Tips for the Teen Years

Family PhotoBy Abby Bordner

I’ve always braced myself for parenting teens. My young children were adorable and manageable.  But I’ve feared parenting teens ever since I became a mother.

Teens scare me; their ambivalence and recklessness. I never thought I’d be able to relate to a teen. They’re so aloof and unconcerned. They make bad decisions. They make their parents crazy. Right?!

My son turned 15 years-old last week. Surprisingly, he hasn’t turned into the monster I have been bracing myself for.  Actually, he’s the adorable 5 year old, the brave 10 year old and the funny 12 year old I already know! He’s my son in a large (yes, large, over 6 feet tall) body. He’s going into 10th grade next year. He wants to take driver’s ed. He is always hungry. And he’s still my boy.

So, the good news is… parenting my teenage boy has not been the nightmare I was expecting. In fact, he’s pretty cool. He has interests, opinions, manners and ambition. I’m very proud of him.

For those of you with children younger than teens, I’ve put together some tips to help you and your child prepare for entering the teen years. Or perhaps, if you already have teens you’ll recognize how important these things are.

  1. Insist on manners. It is important to me that my children are respectful.

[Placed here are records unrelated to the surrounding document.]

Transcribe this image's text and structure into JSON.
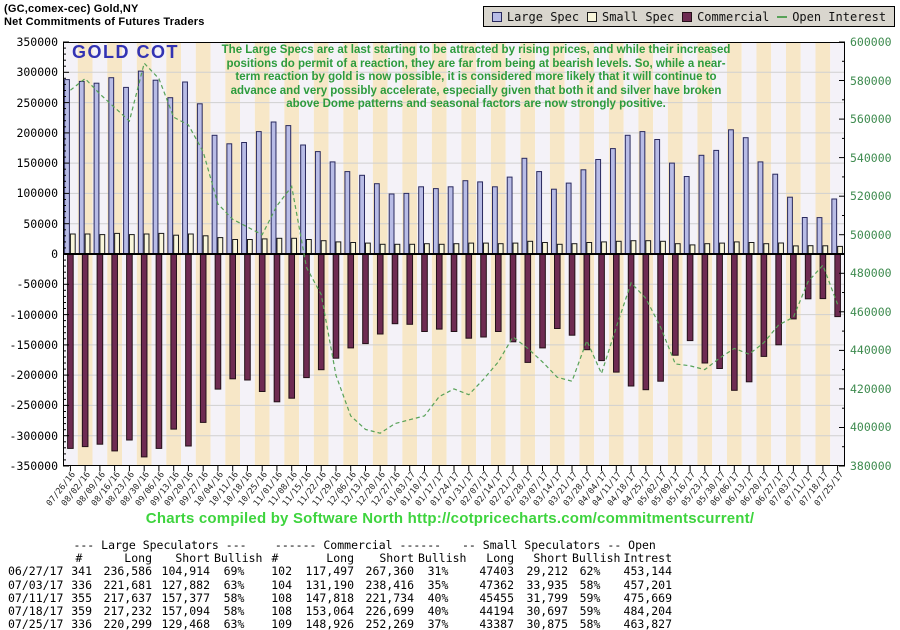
{
  "header": {
    "line1": "(GC,comex-cec) Gold,NY",
    "line2": "Net Commitments of Futures Traders"
  },
  "legend": {
    "items": [
      {
        "label": "Large Spec",
        "swatch": "large-spec-swatch"
      },
      {
        "label": "Small Spec",
        "swatch": "small-spec-swatch"
      },
      {
        "label": "Commercial",
        "swatch": "commercial-swatch"
      },
      {
        "label": "Open Interest",
        "swatch": "open-interest-swatch"
      }
    ]
  },
  "chart_label": "GOLD COT",
  "annotation": {
    "lines": [
      "The Large Specs are at last starting to be attracted by rising prices, and while their increased",
      "positions do permit of a reaction, they are far from being at bearish levels. So, while a near-",
      "term reaction by gold is now possible, it is considered more likely that it will continue to",
      "advance and very possibly accelerate, especially given that both it and silver have broken",
      "above Dome patterns and seasonal factors are now strongly positive."
    ]
  },
  "footer_credit": "Charts compiled by Software North  http://cotpricecharts.com/commitmentscurrent/",
  "colors": {
    "large_spec_fill": "#b8bce6",
    "large_spec_border": "#29295e",
    "small_spec_fill": "#f9f6da",
    "small_spec_border": "#1a1a1a",
    "commercial_fill": "#6e2b52",
    "commercial_border": "#241018",
    "open_interest_line": "#58a258",
    "stripe_pale": "#f4f2f8",
    "stripe_wheat": "#f7e7c7",
    "grid": "#d0d0d0",
    "gold_cot_blue": "#3333b3",
    "annotation_green": "#2d9b3d",
    "footer_green": "#3ed43e",
    "right_axis_green": "#3e8b4f"
  },
  "chart_data": {
    "type": "bar",
    "title": "GOLD COT - Net Commitments of Futures Traders",
    "x": [
      "07/26/16",
      "08/02/16",
      "08/09/16",
      "08/16/16",
      "08/23/16",
      "08/30/16",
      "09/06/16",
      "09/13/16",
      "09/20/16",
      "09/27/16",
      "10/04/16",
      "10/11/16",
      "10/18/16",
      "10/25/16",
      "11/01/16",
      "11/08/16",
      "11/15/16",
      "11/22/16",
      "11/29/16",
      "12/06/16",
      "12/13/16",
      "12/20/16",
      "12/27/16",
      "01/03/17",
      "01/10/17",
      "01/17/17",
      "01/24/17",
      "01/31/17",
      "02/07/17",
      "02/14/17",
      "02/21/17",
      "02/28/17",
      "03/07/17",
      "03/14/17",
      "03/21/17",
      "03/28/17",
      "04/04/17",
      "04/11/17",
      "04/18/17",
      "04/25/17",
      "05/02/17",
      "05/09/17",
      "05/16/17",
      "05/23/17",
      "05/30/17",
      "06/06/17",
      "06/13/17",
      "06/20/17",
      "06/27/17",
      "07/03/17",
      "07/11/17",
      "07/18/17",
      "07/25/17"
    ],
    "series": [
      {
        "name": "Large Spec",
        "type": "bar",
        "axis": "left",
        "values": [
          288000,
          285000,
          282000,
          291000,
          275000,
          302000,
          287000,
          258000,
          284000,
          248000,
          196000,
          182000,
          184000,
          202000,
          218000,
          212000,
          180000,
          169000,
          152000,
          136000,
          130000,
          116000,
          99000,
          100000,
          111000,
          108000,
          111000,
          121000,
          119000,
          111000,
          127000,
          158000,
          136000,
          107000,
          117000,
          139000,
          156000,
          174000,
          196000,
          202000,
          189000,
          150000,
          128000,
          163000,
          171000,
          205000,
          192000,
          152000,
          131672,
          93799,
          60260,
          60138,
          90831
        ]
      },
      {
        "name": "Small Spec",
        "type": "bar",
        "axis": "left",
        "values": [
          33000,
          33000,
          32000,
          34000,
          32000,
          33000,
          34000,
          31000,
          33000,
          30000,
          27000,
          24000,
          24000,
          25000,
          26000,
          26000,
          24000,
          22000,
          20000,
          19000,
          18000,
          16000,
          16000,
          16000,
          17000,
          16000,
          17000,
          18000,
          18000,
          17000,
          18000,
          21000,
          19000,
          16000,
          17000,
          19000,
          20000,
          21000,
          22000,
          22000,
          21000,
          17000,
          15000,
          17000,
          18000,
          20000,
          19000,
          17000,
          18191,
          13427,
          13656,
          13497,
          12512
        ]
      },
      {
        "name": "Commercial",
        "type": "bar",
        "axis": "left",
        "values": [
          -321000,
          -318000,
          -314000,
          -325000,
          -307000,
          -335000,
          -321000,
          -289000,
          -317000,
          -278000,
          -223000,
          -206000,
          -208000,
          -227000,
          -244000,
          -238000,
          -204000,
          -191000,
          -172000,
          -155000,
          -148000,
          -132000,
          -115000,
          -116000,
          -128000,
          -124000,
          -128000,
          -139000,
          -137000,
          -128000,
          -145000,
          -179000,
          -155000,
          -123000,
          -134000,
          -158000,
          -176000,
          -195000,
          -218000,
          -224000,
          -210000,
          -167000,
          -143000,
          -180000,
          -189000,
          -225000,
          -211000,
          -169000,
          -149863,
          -107226,
          -73916,
          -73635,
          -103343
        ]
      },
      {
        "name": "Open Interest",
        "type": "line",
        "axis": "right",
        "values": [
          575000,
          581000,
          573000,
          566000,
          559000,
          589000,
          581000,
          561000,
          557000,
          543000,
          516000,
          508000,
          504000,
          500000,
          515000,
          525000,
          483000,
          469000,
          427000,
          406000,
          399000,
          397000,
          402000,
          404000,
          406000,
          416000,
          420000,
          417000,
          425000,
          434000,
          447000,
          441000,
          434000,
          426000,
          424000,
          445000,
          428000,
          452000,
          475000,
          467000,
          452000,
          433000,
          432000,
          430000,
          436000,
          441000,
          438000,
          444000,
          453144,
          457201,
          475669,
          484204,
          463827
        ]
      }
    ],
    "left_axis": {
      "min": -350000,
      "max": 350000,
      "label_step": 50000,
      "minor_step": 10000,
      "tick_labels": [
        "350000",
        "300000",
        "250000",
        "200000",
        "150000",
        "100000",
        "50000",
        "0",
        "-50000",
        "-100000",
        "-150000",
        "-200000",
        "-250000",
        "-300000",
        "-350000"
      ]
    },
    "right_axis": {
      "min": 380000,
      "max": 600000,
      "label_step": 20000,
      "minor_step": 10000,
      "tick_labels": [
        "600000",
        "580000",
        "560000",
        "540000",
        "520000",
        "500000",
        "480000",
        "460000",
        "440000",
        "420000",
        "400000",
        "380000"
      ]
    },
    "grid": true,
    "legend_position": "top-right"
  },
  "table": {
    "group_headers": {
      "large": "--- Large Speculators ---",
      "commercial": "------ Commercial ------",
      "small": "-- Small Speculators --",
      "open": "Open"
    },
    "sub_headers": [
      "",
      "#",
      "Long",
      "Short",
      "Bullish",
      "#",
      "Long",
      "Short",
      "Bullish",
      "Long",
      "Short",
      "Bullish",
      "Intrest"
    ],
    "rows": [
      [
        "06/27/17",
        "341",
        "236,586",
        "104,914",
        "69%",
        "102",
        "117,497",
        "267,360",
        "31%",
        "47403",
        "29,212",
        "62%",
        "453,144"
      ],
      [
        "07/03/17",
        "336",
        "221,681",
        "127,882",
        "63%",
        "104",
        "131,190",
        "238,416",
        "35%",
        "47362",
        "33,935",
        "58%",
        "457,201"
      ],
      [
        "07/11/17",
        "355",
        "217,637",
        "157,377",
        "58%",
        "108",
        "147,818",
        "221,734",
        "40%",
        "45455",
        "31,799",
        "59%",
        "475,669"
      ],
      [
        "07/18/17",
        "359",
        "217,232",
        "157,094",
        "58%",
        "108",
        "153,064",
        "226,699",
        "40%",
        "44194",
        "30,697",
        "59%",
        "484,204"
      ],
      [
        "07/25/17",
        "336",
        "220,299",
        "129,468",
        "63%",
        "109",
        "148,926",
        "252,269",
        "37%",
        "43387",
        "30,875",
        "58%",
        "463,827"
      ]
    ]
  }
}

I’m so proud when they can meet someone new, shake their hand and look them in the eye, engage in a thoughtful conversation and politely make their acquaintance.
  2. Let your children have their own relationships with familiar adults. I used to insert myself in my child’s interactions with adults; translating or prompting my children. Actually, I enjoy seeing them share their own point of view and interact all on their own.
  3. Let them make decisions. Making good decisions is an important skill for your teen to have. So, start early! The process of learning how to make good decisions comes from lots of opportunities to use thoughtfulness, foresight, imagination and anticipating the consequences.
  4. Make it a priority to enjoy your children and have them enjoy YOU! I love it when my children choose to go for a walk with me or sit next to me at a dinner party. Now that they’re older, they can choose to spend time with me (or not) and can choose to share about their lives with me (or not). I’m so glad we’ve spent lots of enjoyable time together so they look forward to being with me.
  5. Talk to your children about your values and goals. Share with them what is important to you and what is a challenge for you. Explain the struggles you face and how you manage. Discuss your successes and how you feel about them. Break it down into a conversation that outlines how you face problems, manage your stress, communicate with others and set out to accomplish the things that are important to you. They need to know this!
  6. Don’t rush to rescue! Our children learn from their own challenges and mistakes. Leave some things in their life to manage on their own (within reason) and take a step back. Ask them to communicate with teachers about things. Ask them to email their coach to discuss a concern. They can begin to take responsibility for themselves.
  7. Make your expectations SUPER clear. My son has an ability to misinterpret some of my requests and err on the side of not enough communication at times. I tell him exactly what I need from him. If he’s going out with friends; call me when you get there, tell me the adult who is in the house, call me if you leave the house and let me know when you’re on your way home. No room for misinterpretation.
  8. Get to know his/ her friends. Offer your house as a place to gather. Meet his/ her friends, shake their hands, look into their eyes and welcome them. Get to know their parents and stay involved.

I’ve still got my 10 year old daughter to escort through her teen years so I’ve got more learning still to come. I enjoy teens more than I expected and (phew!) it’s turning out that some of my early investments in parenting and building a solid relationship with my kids is paying off!

What are your concerns about parenting teens? Or do you have tips that helped you parent teens?